The mushrooms from J-M Farms in Miami are not just healthy to eat – they financially sustain hundreds of people and have been the central focus of a bustling family business for nearly 40 years.
J-M’s first mushrooms were harvested March 13, 1980, when the farm was designed to grow 40,000 pounds of fungi per week. Today, it’s 525,000 pounds per week.
J-M grows white button mushrooms, as well as portabella and brown or crimini mushrooms. They are packed under the J-M Fresh label and shipped throughout Oklahoma, Texas, Arkansas, Mississippi, New Mexico, Kansas, Missouri and Iowa.
CEO Curtis Jurgensmeyer says J-M’s mission is to provide the safest, best quality product. Within this simple mission is a long history of caring for customers and employees alike.
Virgil Jurgensmeyer, Joe Jurgensmeyer and Darrell McLain founded the farm and began construction in 1979. The location became an all-Jurgensmeyer operation when, in 1982, the family purchased McLain’s interest. Pat and Curtis Jurgensmeyer, sons of Virgil, are now president and CEO, respectively, and co-manage more than 500 employees, including 22 management teams. Curtis Jurgensmeyer says the farm is one of the largest employers in northeastern Oklahoma and one of the top 15 nationally in size for one-location mushroom farms.
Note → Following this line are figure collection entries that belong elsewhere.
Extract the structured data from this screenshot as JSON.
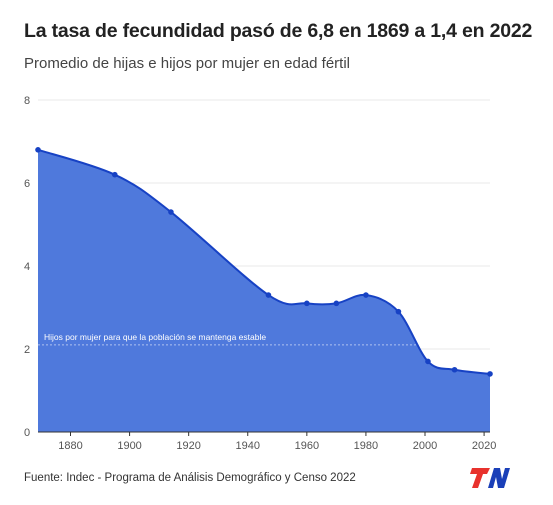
{
  "title": "La tasa de fecundidad pasó de 6,8 en 1869 a 1,4 en 2022",
  "subtitle": "Promedio de hijas e hijos por mujer en edad fértil",
  "source": "Fuente: Indec - Programa de Análisis Demográfico y Censo 2022",
  "logo_text": "TN",
  "colors": {
    "fill": "#4f79dc",
    "line": "#1742c4",
    "grid": "#e8e8e8",
    "logo_red": "#e8322d",
    "logo_blue": "#1a3fb8"
  },
  "chart_data": {
    "type": "area",
    "x": [
      1869,
      1895,
      1914,
      1947,
      1960,
      1970,
      1980,
      1991,
      2001,
      2010,
      2022
    ],
    "values": [
      6.8,
      6.2,
      5.3,
      3.3,
      3.1,
      3.1,
      3.3,
      2.9,
      1.7,
      1.5,
      1.4
    ],
    "xlim": [
      1869,
      2022
    ],
    "ylim": [
      0,
      8
    ],
    "x_ticks": [
      1880,
      1900,
      1920,
      1940,
      1960,
      1980,
      2000,
      2020
    ],
    "y_ticks": [
      0,
      2,
      4,
      6,
      8
    ],
    "grid": true,
    "reference_line": {
      "value": 2.1,
      "label": "Hijos por mujer para que la población se mantenga estable"
    }
  }
}
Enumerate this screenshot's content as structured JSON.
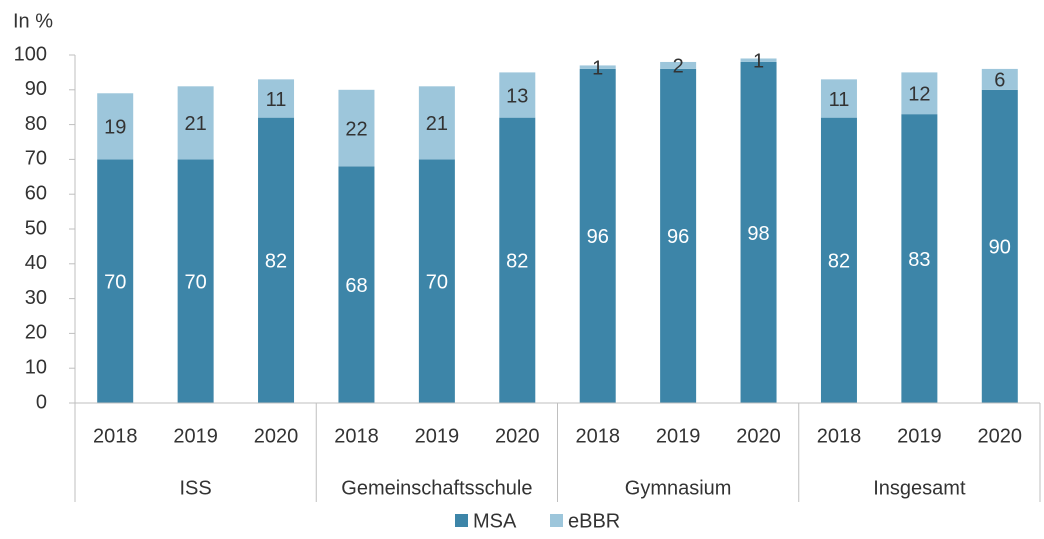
{
  "chart_data": {
    "type": "stacked_bar",
    "ylabel": "In %",
    "categories": [
      "2018",
      "2019",
      "2020",
      "2018",
      "2019",
      "2020",
      "2018",
      "2019",
      "2020",
      "2018",
      "2019",
      "2020"
    ],
    "groups": [
      "ISS",
      "Gemeinschaftsschule",
      "Gymnasium",
      "Insgesamt"
    ],
    "series": [
      {
        "name": "MSA",
        "color": "#3d85a8",
        "values": [
          70,
          70,
          82,
          68,
          70,
          82,
          96,
          96,
          98,
          82,
          83,
          90
        ]
      },
      {
        "name": "eBBR",
        "color": "#9dc6db",
        "values": [
          19,
          21,
          11,
          22,
          21,
          13,
          1,
          2,
          1,
          11,
          12,
          6
        ]
      }
    ],
    "ylim": [
      0,
      100
    ],
    "yticks": [
      0,
      10,
      20,
      30,
      40,
      50,
      60,
      70,
      80,
      90,
      100
    ],
    "grid": false
  }
}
Despite this growth, the company has maintained a close-knit “family atmosphere since 1979,” he says. “We could not have grown to the size we are today without it.”
Education and supporting the community are important at J-M. Virgil Jurgensmayer was an educator before starting the farm. His legacy can be seen in all J-M supervisors, who allow employees time off to attend school functions, such as parent-teacher conferences, chaperoning student events and other activities. J-M also holds the annual Steve Wright Memorial Golf Tournament, named after a J-M manager who died in 2013. Proceeds from this fundraiser go to local nonprofits.
“It is a pleasure to come to work. The people make it special; all of our employees do,” Curtis says.
So, toss some mushrooms on your salad or enjoy them stuffed as an appetizer. You can even try a portabella burger as a substitute for ground beef because mushrooms are good for you – just like they have been good to the Jurgensmeyer family, J-M Farms and northeastern Oklahoma for four decades.